Researchers at NIHR Cambridge BRC instrumental in developing new treatment that offers quick cure for common cause of high blood pressure

Researchers from NIHR Cambridge BRC, University of Cambridge and Cambridge University Hospitals NHS Foundations Trust have developed a vital piece of technology that has dramatically advanced the ability to diagnose primary aldosteronism,  a common cause of high blood pressure.

The UK-based study, which was a multi site collaboration between researchers at Cambridge BRC, Queen Mary University of London, Barts Health NHS Trust  and University College London Hospitals NHS Foundation Trust has led to the development of a simple, minimally invasive Targeted Thermal Therapy (Triple T) that has the potential to transform treatment of this common cause of high blood pressure.

The vital molecular tracer and PET scanning method, that have dramatically advanced the ability to detect this common condition, was developed by researchers in Cambridge.

This breakthrough, published last Friday in The Lancet, could, after further testing, help millions of people worldwide, who currently go undiagnosed and untreated.

A hidden cause of high blood pressure 

High blood pressure affects one in three adults in the UK. Around one in 20 of these are due to primary aldosteronism.
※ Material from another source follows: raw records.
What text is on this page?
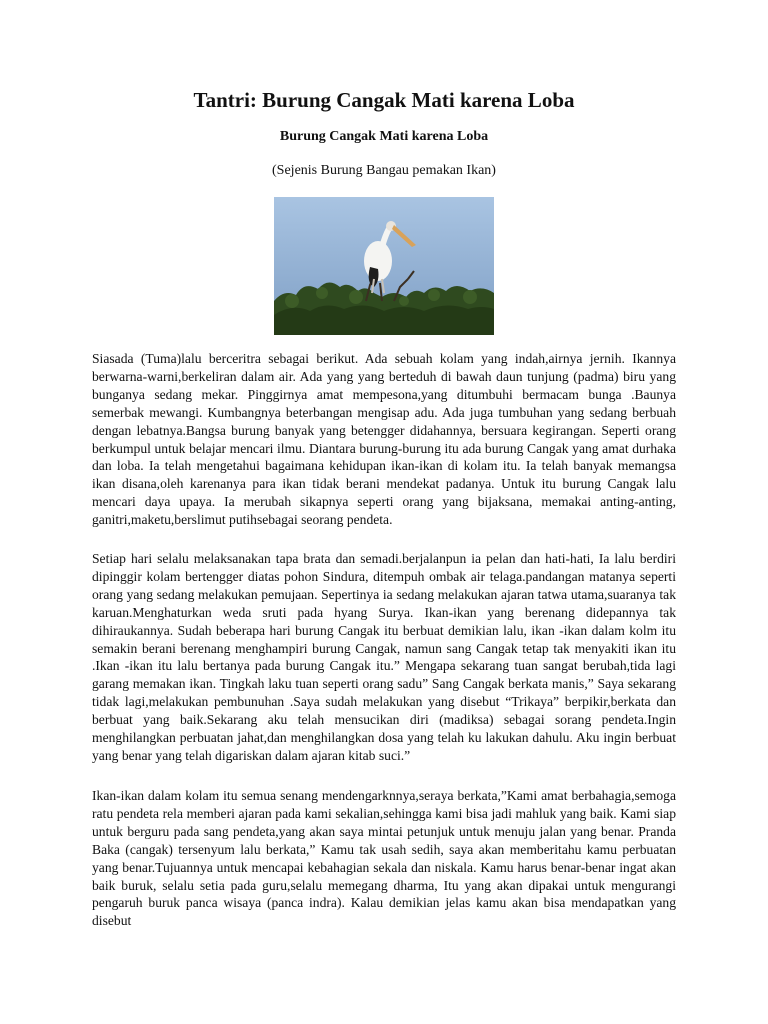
Tantri: Burung Cangak Mati karena Loba
Burung Cangak Mati karena Loba
(Sejenis Burung Bangau pemakan Ikan)

Siasada (Tuma)lalu berceritra sebagai berikut. Ada sebuah kolam yang indah,airnya jernih. Ikannya berwarna-warni,berkeliran dalam air. Ada yang yang berteduh di bawah daun tunjung (padma) biru yang bunganya sedang mekar. Pinggirnya amat mempesona,yang ditumbuhi bermacam bunga .Baunya semerbak mewangi. Kumbangnya beterbangan mengisap adu. Ada juga tumbuhan yang sedang berbuah dengan lebatnya.Bangsa burung banyak yang betengger didahannya, bersuara kegirangan. Seperti orang berkumpul untuk belajar mencari ilmu. Diantara burung-burung itu ada burung Cangak yang amat durhaka dan loba. Ia telah mengetahui bagaimana kehidupan ikan-ikan di kolam itu. Ia telah banyak memangsa ikan disana,oleh karenanya para ikan tidak berani mendekat padanya. Untuk itu burung Cangak lalu mencari daya upaya. Ia merubah sikapnya seperti orang yang bijaksana, memakai anting-anting, ganitri,maketu,berslimut putihsebagai seorang pendeta.

Setiap hari selalu melaksanakan tapa brata dan semadi.berjalanpun ia pelan dan hati-hati, Ia lalu berdiri dipinggir kolam bertengger diatas pohon Sindura, ditempuh ombak air telaga.pandangan matanya seperti orang yang sedang melakukan pemujaan. Sepertinya ia sedang melakukan ajaran tatwa utama,suaranya tak karuan.Menghaturkan weda sruti pada hyang Surya. Ikan-ikan yang berenang didepannya tak dihiraukannya. Sudah beberapa hari burung Cangak itu berbuat demikian lalu, ikan -ikan dalam kolm itu semakin berani berenang menghampiri burung Cangak, namun sang Cangak tetap tak menyakiti ikan itu .Ikan -ikan itu lalu bertanya pada burung Cangak itu.” Mengapa sekarang tuan sangat berubah,tida lagi garang memakan ikan. Tingkah laku tuan seperti orang sadu” Sang Cangak berkata manis,” Saya sekarang tidak lagi,melakukan pembunuhan .Saya sudah melakukan yang disebut “Trikaya” berpikir,berkata dan berbuat yang baik.Sekarang aku telah mensucikan diri (madiksa) sebagai sorang pendeta.Ingin menghilangkan perbuatan jahat,dan menghilangkan dosa yang telah ku lakukan dahulu. Aku ingin berbuat yang benar yang telah digariskan dalam ajaran kitab suci.”

Ikan-ikan dalam kolam itu semua senang mendengarknnya,seraya berkata,”Kami amat berbahagia,semoga ratu pendeta rela memberi ajaran pada kami sekalian,sehingga kami bisa jadi mahluk yang baik. Kami siap untuk berguru pada sang pendeta,yang akan saya mintai petunjuk untuk menuju jalan yang benar. Pranda Baka (cangak) tersenyum lalu berkata,” Kamu tak usah sedih, saya akan memberitahu kamu perbuatan yang benar.Tujuannya untuk mencapai kebahagian sekala dan niskala. Kamu harus benar-benar ingat akan baik buruk, selalu setia pada guru,selalu memegang dharma, Itu yang akan dipakai untuk mengurangi pengaruh buruk panca wisaya (panca indra). Kalau demikian jelas kamu akan bisa mendapatkan yang disebut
However, fewer than one percent of those affected are ever diagnosed as the current diagnostic process includes an invasive, time-consuming procedure that can only be performed in the UK at fewer than a dozen specialist hospitals.

The condition occurs when tiny benign nodules in one or both adrenal glands produce excess aldosterone, a hormone that raises blood pressure by increasing salt levels in the body. Patients with primary aldosteronism often do not respond well to standard blood pressure medications and face higher risks of heart attacks, strokes, and kidney failure.

The new approach dramatically improves the outlook for people with primary aldosteronism by combining a diagnostic PET scan with Triple T.

First, a newly developed molecular tracer is injected into the blood which travels to the nodules in the adrenal gland, where it can be detected using a PET scanner– a high-tech piece of equipment that produces three-dimensional images inside the body. The PET scans take just 10 minutes and could become available at most large hospitals, meaning many more people can be diagnosed.

A game-changing alternative to surgery

Until now, primary aldosteronism has either been treated through life-long medication or via surgical removal of the entire adrenal gland, requiring general anaesthesia, a two- to three-day hospital stay, and weeks of recovery.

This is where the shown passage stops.